Daniel E. Russ1,*, Ryan B. Patterson-Cross2,*, Li Li2, Stephanie C. Koch3, Kaya J.E. Matson2, Ariel J. Levine2,#
1 Division of Cancer Epidemiology and Genetics, Data Science Research Group, National Cancer Institute, NIH, Rockville, MD, USA
2 Spinal Circuits and Plasticity Unit, National Institute of Neurological Disorders and Stroke, NIH, Bethesda, MD, USA
3 Department of Neuroscience, Physiology and Pharmacology, Division of Biosciences, University College of London, London, UK
* Equal Contribution
# Corresponding Author
Single cell sequencing is transforming many fields of science but the vast amount of data it creates has the potential to both illuminate and obscure underlying biology. To harness the exciting potential of single cell data for the study of the mouse spinal cord, we have created a harmonized atlas of spinal cord transcriptomic cell types that unifies six independent and disparate studies into one common analysis.
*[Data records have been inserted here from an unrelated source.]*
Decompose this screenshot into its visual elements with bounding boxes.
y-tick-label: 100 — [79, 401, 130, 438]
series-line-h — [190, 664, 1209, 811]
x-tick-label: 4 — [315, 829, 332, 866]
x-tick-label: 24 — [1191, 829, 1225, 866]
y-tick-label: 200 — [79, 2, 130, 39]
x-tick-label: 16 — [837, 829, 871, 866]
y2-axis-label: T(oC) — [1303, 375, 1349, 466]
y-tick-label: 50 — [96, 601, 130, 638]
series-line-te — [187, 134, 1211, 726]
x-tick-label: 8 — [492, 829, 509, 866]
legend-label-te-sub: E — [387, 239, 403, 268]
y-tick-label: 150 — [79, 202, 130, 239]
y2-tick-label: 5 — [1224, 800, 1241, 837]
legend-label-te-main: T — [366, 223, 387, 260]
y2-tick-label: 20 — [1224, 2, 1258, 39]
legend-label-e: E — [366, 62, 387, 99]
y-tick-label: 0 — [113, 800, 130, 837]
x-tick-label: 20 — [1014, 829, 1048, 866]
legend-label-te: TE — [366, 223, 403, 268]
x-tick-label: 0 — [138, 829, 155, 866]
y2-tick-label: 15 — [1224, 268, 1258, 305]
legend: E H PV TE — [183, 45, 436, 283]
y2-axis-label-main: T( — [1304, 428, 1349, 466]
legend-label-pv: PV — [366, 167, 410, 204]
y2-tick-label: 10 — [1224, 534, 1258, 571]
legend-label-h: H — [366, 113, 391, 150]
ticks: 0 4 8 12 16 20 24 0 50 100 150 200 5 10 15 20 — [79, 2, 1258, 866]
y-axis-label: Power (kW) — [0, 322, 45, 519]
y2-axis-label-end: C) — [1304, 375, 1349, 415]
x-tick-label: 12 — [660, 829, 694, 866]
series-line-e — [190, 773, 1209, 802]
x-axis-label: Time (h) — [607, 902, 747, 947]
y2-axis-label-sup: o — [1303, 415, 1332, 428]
With the power of this large and diverse dataset, we reveal spinal cord cell type organization, validate a combinatorial set of markers for in-tissue spatial gene expression analysis, and optimize the computational classification of spinal cord cell types based on transcriptomic data. This work provides a comprehensive resource with unprecedented resolution of spinal cord cell types and charts a path forward for how to utilize transcriptomic data to expand our knowledge of spinal cord biology.